For the new SPS machine constructed in the early seventies, he proposed that the generation of the reference voltages for the bending and quadrupole supplies should be based on measurements of the field along the cycle, and gave an outline of the correction algorithms. His proposal resulted in the first ever computer-controlled closed-loop system for a geographically distributed system, as the 7 km circumference SPS was; this was a no simple feat for the early 1970s.

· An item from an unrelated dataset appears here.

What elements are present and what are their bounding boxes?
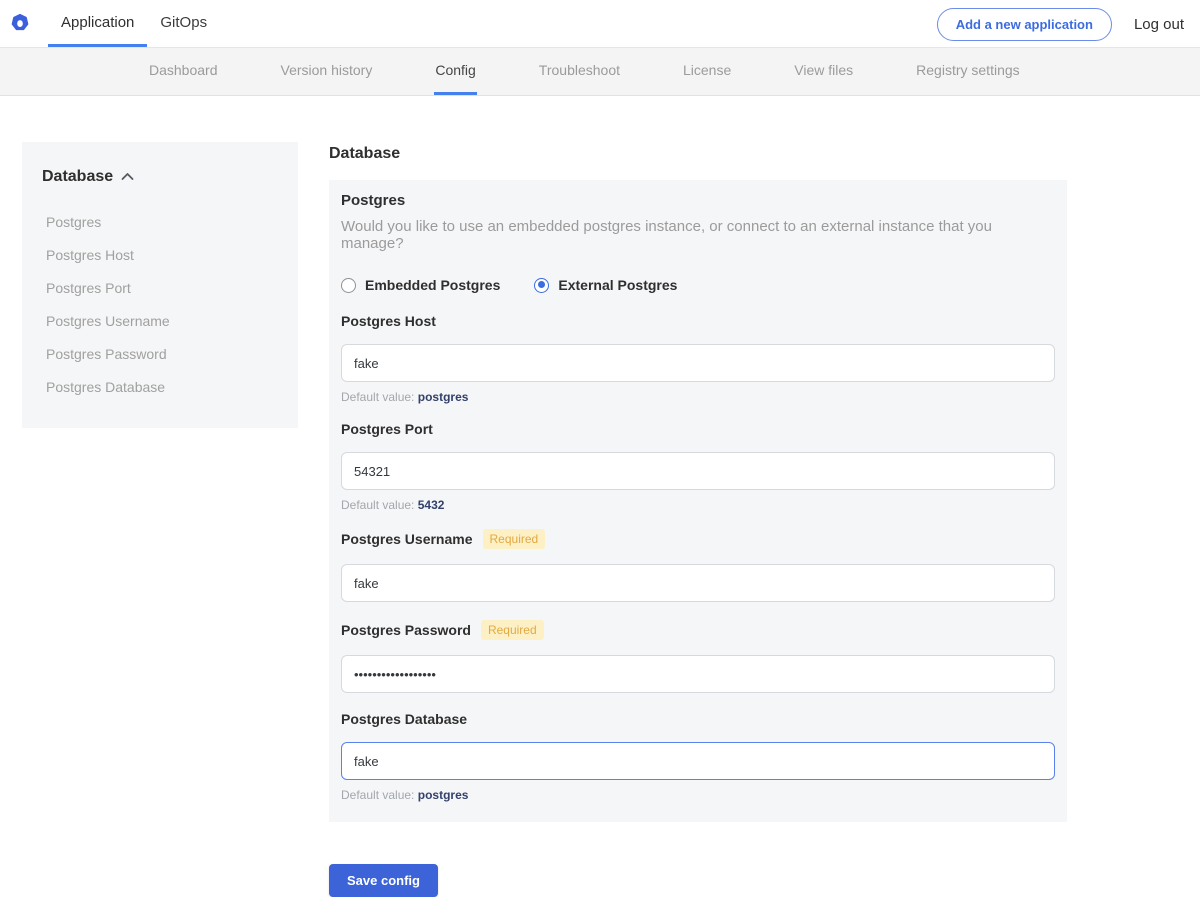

Measurements of the main magnet currents were introduced only later, when the SPS had to run as a storage ring for the SPS p–pbar collider.

Van der Meer's expertise in accelerators and computer programming enabled the development of complex applications and tools to manage the antiproton source accelerators and the transfer of antiprotons to the SPS Collider. Between 1987 and 1996, the AA and AC antiproton source complex was among the most automated systems within CERN's accelerator infrastructure.

==Nobel prize==
Van der Meer invented the technique of stochastic cooling of particle beams. His technique was used to accumulate intense beams of antiprotons for head-on collision with counter-rotating proton beams at 540 GeV centre-of-mass energy or 270 GeV per beam in the Super Proton Synchrotron at CERN. Such collisions produced W and Z bosons which could be detected for the first time in 1983 by the UA1 experiment, led by Carlo Rubbia. The W and Z bosons had been theoretically predicted some years earlier, and their experimental discovery was considered a significant success for CERN. Van der Meer and Rubbia shared the 1984 Nobel Prize for their decisive contributions to the project.

Van der Meer and Ernest Lawrence are the only two accelerator physicists who have won the Nobel prize.

Apart from his Nobel Prize, Van der Meer also became a member of the Royal Netherlands Academy of Arts and Sciences in 1984.